The District’s Occupiers are on the march. Even as city health officials and police began evicting Occupy D.C. protesters from their rat-infested McPherson Square campground, organizers were meeting, planning and preparing to confront and, hopefully, silence targets of their hatred they knew would be streaming into Washington this week.
Their targets are the speakers and attendees of this year’s Conservative Political Action Conference (CPAC), which opens Thursday and is expected to draw more than 11,000 conservative activists to the city for three days of speeches, parties and planning sessions. The annual CPACs are among the most important annual gatherings on any conservative’s schedule and are must-stops for politicos seeking conservative support.
All of the main GOP presidential contenders except Texas Rep. Ron Paul, who is off organizing caucus supporters, will attend. The contests for the most supporters between Mr. Paul, Mitt Romney, Newt Gingrich and Rick Santorum will be fierce. Mr. Romney will hope to close the sale with conservatives, Rick Santorum will argue that his recent minisurge makes him a more attractive potential nominee than Mr. Romney, and Mr. Gingrich will be, well, Mr. Gingrich.
The Occupiers are describing CPAC as “a gathering of bigots, media mouthpieces, corrupt politicians and their 1 percent elite puppet masters,” but what seems to have enraged them more than anything else is CPAC’s decision to invite Wisconsin Gov. Scott Walker to be keynote speaker for its Friday banquet.
Mr. Walker has been battling the Occupiers’ Wisconsin soul mates - names familiar to me from my long-ago days fighting their protests at the University of Wisconsin - since his 2010 election, and his subsequent decision to institute reforms that would severely restrict the power of the public-employee unions has raised their ire. However, every intellectually serious person knows that those union contracts are largely responsible for the fiscal disaster he inherited. Mr. Walker got his way, but not before Democratic legislators fled the state to postpone the inevitable, tens of thousands of union and student protesters swarmed in and vandalized the state Capitol in Madison, found their way to the governor’s home to harass his family and forced a number of his legislative supporters into recall elections.
Now Wisconsin’s Occupy types are trying to recall Mr. Walker himself, and their national allies are pouring millions into the effort to throw him out of office. These are people who simply cannot accept the fact that they don’t have majority support and their candidates lost an election. Polls in the state predict that Mr. Walker will survive. What’s worse from his detractors’ perspective is that his reforms seem to have pulled the state back from the brink of fiscal disaster.

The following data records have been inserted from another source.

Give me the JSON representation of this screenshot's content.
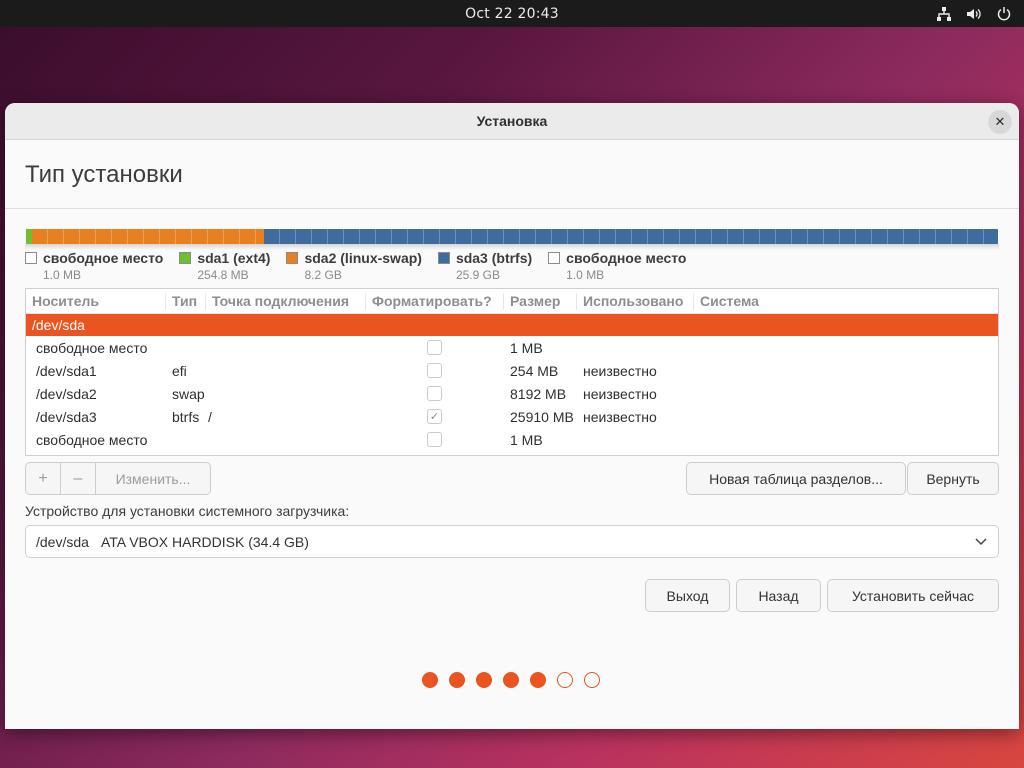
{
  "topbar": {
    "clock": "Oct 22  20:43"
  },
  "window": {
    "title": "Установка",
    "page_title": "Тип установки"
  },
  "colors": {
    "accent": "#e95420",
    "ext4": "#6fc030",
    "swap": "#e7801e",
    "btrfs": "#3f6b9f",
    "free": "#ffffff"
  },
  "disk_bar": [
    {
      "label": "свободное место",
      "size": "1.0 MB",
      "color": "#ffffff",
      "fraction": 3e-05
    },
    {
      "label": "sda1 (ext4)",
      "size": "254.8 MB",
      "color": "#6fc030",
      "fraction": 0.0074
    },
    {
      "label": "sda2 (linux-swap)",
      "size": "8.2 GB",
      "color": "#e7801e",
      "fraction": 0.238
    },
    {
      "label": "sda3 (btrfs)",
      "size": "25.9 GB",
      "color": "#3f6b9f",
      "fraction": 0.754
    },
    {
      "label": "свободное место",
      "size": "1.0 MB",
      "color": "#ffffff",
      "fraction": 3e-05
    }
  ],
  "table": {
    "columns": [
      "Носитель",
      "Тип",
      "Точка подключения",
      "Форматировать?",
      "Размер",
      "Использовано",
      "Система"
    ],
    "device": "/dev/sda",
    "rows": [
      {
        "device": "свободное место",
        "type": "",
        "mount": "",
        "format": false,
        "size": "1 MB",
        "used": "",
        "system": ""
      },
      {
        "device": "/dev/sda1",
        "type": "efi",
        "mount": "",
        "format": false,
        "size": "254 MB",
        "used": "неизвестно",
        "system": ""
      },
      {
        "device": "/dev/sda2",
        "type": "swap",
        "mount": "",
        "format": false,
        "size": "8192 MB",
        "used": "неизвестно",
        "system": ""
      },
      {
        "device": "/dev/sda3",
        "type": "btrfs",
        "mount": "/",
        "format": true,
        "size": "25910 MB",
        "used": "неизвестно",
        "system": ""
      },
      {
        "device": "свободное место",
        "type": "",
        "mount": "",
        "format": false,
        "size": "1 MB",
        "used": "",
        "system": ""
      }
    ]
  },
  "actions": {
    "add": "+",
    "remove": "–",
    "edit": "Изменить...",
    "new_table": "Новая таблица разделов...",
    "revert": "Вернуть"
  },
  "bootloader": {
    "label": "Устройство для установки системного загрузчика:",
    "device": "/dev/sda",
    "description": "ATA VBOX HARDDISK (34.4 GB)"
  },
  "nav": {
    "quit": "Выход",
    "back": "Назад",
    "install": "Установить сейчас"
  },
  "progress": {
    "total_steps": 7,
    "completed_steps": 5
  }
}
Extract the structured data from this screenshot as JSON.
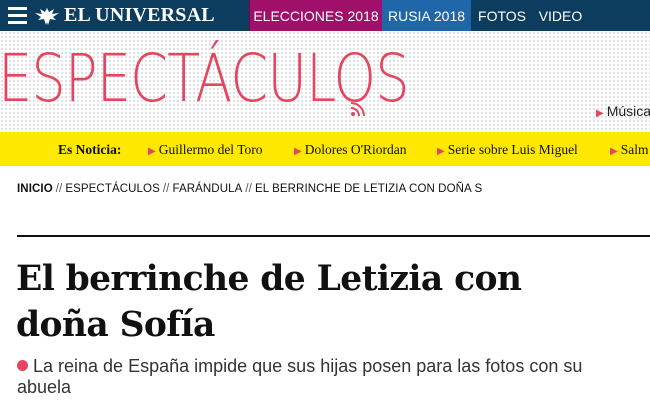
{
  "topbar": {
    "brand": "EL UNIVERSAL",
    "tabs": [
      {
        "label": "ELECCIONES 2018",
        "color": "#a0106a"
      },
      {
        "label": "RUSIA 2018",
        "color": "#1f67a8"
      },
      {
        "label": "FOTOS"
      },
      {
        "label": "VIDEO"
      }
    ],
    "bar_color": "#0d3d5e"
  },
  "section": {
    "title": "ESPECTÁCULOS",
    "title_color": "#e5455f",
    "link": "Música"
  },
  "es_noticia": {
    "label": "Es Noticia:",
    "items": [
      "Guillermo del Toro",
      "Dolores O'Riordan",
      "Serie sobre Luis Miguel",
      "Salm"
    ],
    "bar_color": "#ffe800"
  },
  "breadcrumb": {
    "items": [
      "INICIO",
      "ESPECTÁCULOS",
      "FARÁNDULA",
      "EL BERRINCHE DE LETIZIA CON DOÑA S"
    ],
    "separator": "//"
  },
  "article": {
    "headline_line1": "El berrinche de Letizia con",
    "headline_line2": "doña Sofía",
    "dek_line1": "La reina de España impide que sus hijas posen para las fotos con su",
    "dek_line2": "abuela"
  }
}
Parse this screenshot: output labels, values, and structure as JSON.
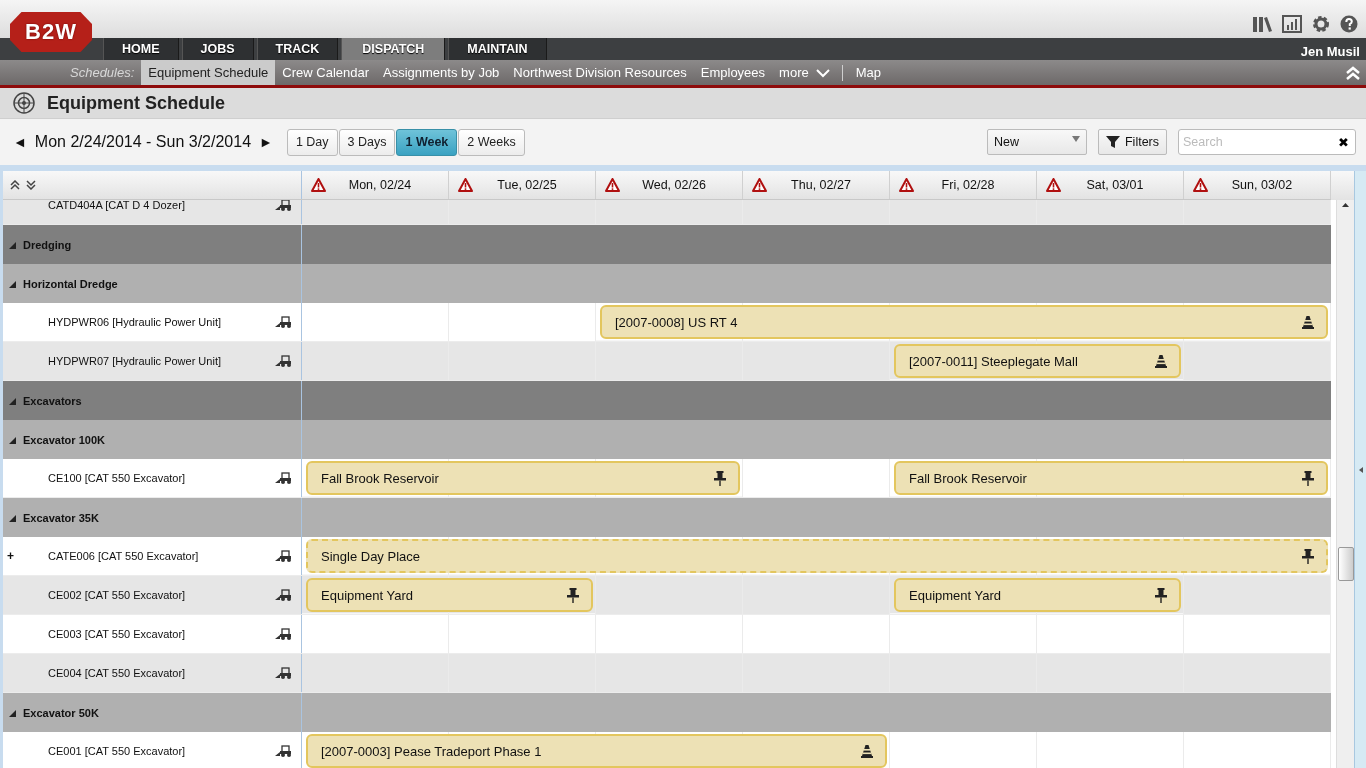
{
  "app": {
    "logo": "B2W",
    "user": "Jen Musil"
  },
  "nav_tabs": [
    {
      "label": "HOME",
      "selected": false
    },
    {
      "label": "JOBS",
      "selected": false
    },
    {
      "label": "TRACK",
      "selected": false
    },
    {
      "label": "DISPATCH",
      "selected": true
    },
    {
      "label": "MAINTAIN",
      "selected": false
    }
  ],
  "subnav": {
    "label": "Schedules:",
    "items": [
      {
        "label": "Equipment Schedule",
        "selected": true
      },
      {
        "label": "Crew Calendar",
        "selected": false
      },
      {
        "label": "Assignments by Job",
        "selected": false
      },
      {
        "label": "Northwest Division Resources",
        "selected": false
      },
      {
        "label": "Employees",
        "selected": false
      }
    ],
    "more": "more",
    "extra": "Map"
  },
  "page_title": "Equipment Schedule",
  "toolbar": {
    "prev": "◄",
    "date_range": "Mon 2/24/2014 - Sun 3/2/2014",
    "next": "►",
    "views": [
      {
        "label": "1 Day",
        "selected": false
      },
      {
        "label": "3 Days",
        "selected": false
      },
      {
        "label": "1 Week",
        "selected": true
      },
      {
        "label": "2 Weeks",
        "selected": false
      }
    ],
    "dropdown": "New",
    "filters": "Filters",
    "search": {
      "placeholder": "Search"
    },
    "clear": "✖"
  },
  "schedule": {
    "days": [
      {
        "label": "Mon, 02/24",
        "warning": true
      },
      {
        "label": "Tue, 02/25",
        "warning": true
      },
      {
        "label": "Wed, 02/26",
        "warning": true
      },
      {
        "label": "Thu, 02/27",
        "warning": true
      },
      {
        "label": "Fri, 02/28",
        "warning": true
      },
      {
        "label": "Sat, 03/01",
        "warning": true
      },
      {
        "label": "Sun, 03/02",
        "warning": true
      }
    ],
    "rows": [
      {
        "kind": "equipment",
        "label": "CATD404A [CAT D 4 Dozer]",
        "shaded": true
      },
      {
        "kind": "category",
        "label": "Dredging",
        "expanded": true
      },
      {
        "kind": "group",
        "label": "Horizontal Dredge",
        "expanded": true
      },
      {
        "kind": "equipment",
        "label": "HYDPWR06 [Hydraulic Power Unit]",
        "shaded": false,
        "booked": [
          false,
          false,
          true,
          true,
          true,
          true,
          true
        ],
        "bookings": [
          {
            "label": "[2007-0008] US RT 4",
            "kind": "cone",
            "tentative": false
          }
        ]
      },
      {
        "kind": "equipment",
        "label": "HYDPWR07 [Hydraulic Power Unit]",
        "shaded": true,
        "booked": [
          false,
          false,
          false,
          false,
          true,
          true,
          false
        ],
        "bookings": [
          {
            "label": "[2007-0011] Steeplegate Mall",
            "kind": "cone",
            "tentative": false
          }
        ]
      },
      {
        "kind": "category",
        "label": "Excavators",
        "expanded": true
      },
      {
        "kind": "group",
        "label": "Excavator 100K",
        "expanded": true
      },
      {
        "kind": "equipment",
        "label": "CE100 [CAT 550 Excavator]",
        "shaded": false,
        "booked": [
          true,
          true,
          true,
          false,
          true,
          true,
          true
        ],
        "bookings": [
          {
            "label": "Fall Brook Reservoir",
            "kind": "pin",
            "tentative": false
          },
          {
            "label": "Fall Brook Reservoir",
            "kind": "pin",
            "tentative": false
          }
        ]
      },
      {
        "kind": "group",
        "label": "Excavator 35K",
        "expanded": true
      },
      {
        "kind": "equipment",
        "label": "CATE006 [CAT 550 Excavator]",
        "marker": "+",
        "shaded": false,
        "booked": [
          true,
          true,
          true,
          true,
          true,
          true,
          true
        ],
        "bookings": [
          {
            "label": "Single Day Place",
            "kind": "pin",
            "tentative": true
          }
        ]
      },
      {
        "kind": "equipment",
        "label": "CE002 [CAT 550 Excavator]",
        "shaded": true,
        "booked": [
          true,
          true,
          false,
          false,
          true,
          true,
          false
        ],
        "bookings": [
          {
            "label": "Equipment Yard",
            "kind": "pin",
            "tentative": false
          },
          {
            "label": "Equipment Yard",
            "kind": "pin",
            "tentative": false
          }
        ]
      },
      {
        "kind": "equipment",
        "label": "CE003 [CAT 550 Excavator]",
        "shaded": false
      },
      {
        "kind": "equipment",
        "label": "CE004 [CAT 550 Excavator]",
        "shaded": true
      },
      {
        "kind": "group",
        "label": "Excavator 50K",
        "expanded": true
      },
      {
        "kind": "equipment",
        "label": "CE001 [CAT 550 Excavator]",
        "shaded": false,
        "booked": [
          true,
          true,
          true,
          true,
          false,
          false,
          false
        ],
        "bookings": [
          {
            "label": "[2007-0003] Pease Tradeport Phase 1",
            "kind": "cone",
            "tentative": false
          }
        ]
      }
    ]
  }
}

CPAC’s organizers this year expect and are preparing for trouble - as are the D.C. police. The Occupiers have some experience in disrupting conservative gatherings in the District. Last year, they furiously tried to close down a conference run by Americans for Prosperity and injured an elderly attendee in the process. This year, they are bragging that they are coming to CPAC prepared “to physically assault” speakers and, presumably, attendees.
Press reports of their planning meetings reveal that they are preparing counterfeit credentials to get some of their people into the conference itself, and there is some reason to believe that their union allies may have moved early to reserve rooms for many of them in the main conference hotel. They are bragging that they will be joined in their effort to close down the conference by allies from the “AFL-CIO, SEIU, the National Nurses United, the Metro Labor Council” and various other groups.
CPAC organizers think the Occupy movement already has been largely discredited and that a high-profile, desperate attempt to close down CPAC will turn more Americans against them. CPAC has often invited those with whom it disagrees into the conference for political, economic and social-policy debates. But the Occupiers have made it clear that they are far more interested in shutting up those with whom they disagree than in discussing anything - even if they have to resort to violence to do so.
“These are desperate people hoping that by attacking us they can continue to draw media attention and support to their leftist allies,” one CPAC insider confides, “but we aren’t going to take the bait. We may instead simply enjoy the spectacle of a marginalized, discredited and collapsing movement.”
One can only hope he’s right, but those attending CPAC and those watching should realize that dying movements can be both desperate and dangerous.
David A. Keene is the former chairman of the American Conservative Union and a member of the board of the ACU, the National Rifle Association, the Constitution Project and the Center for the National Interest.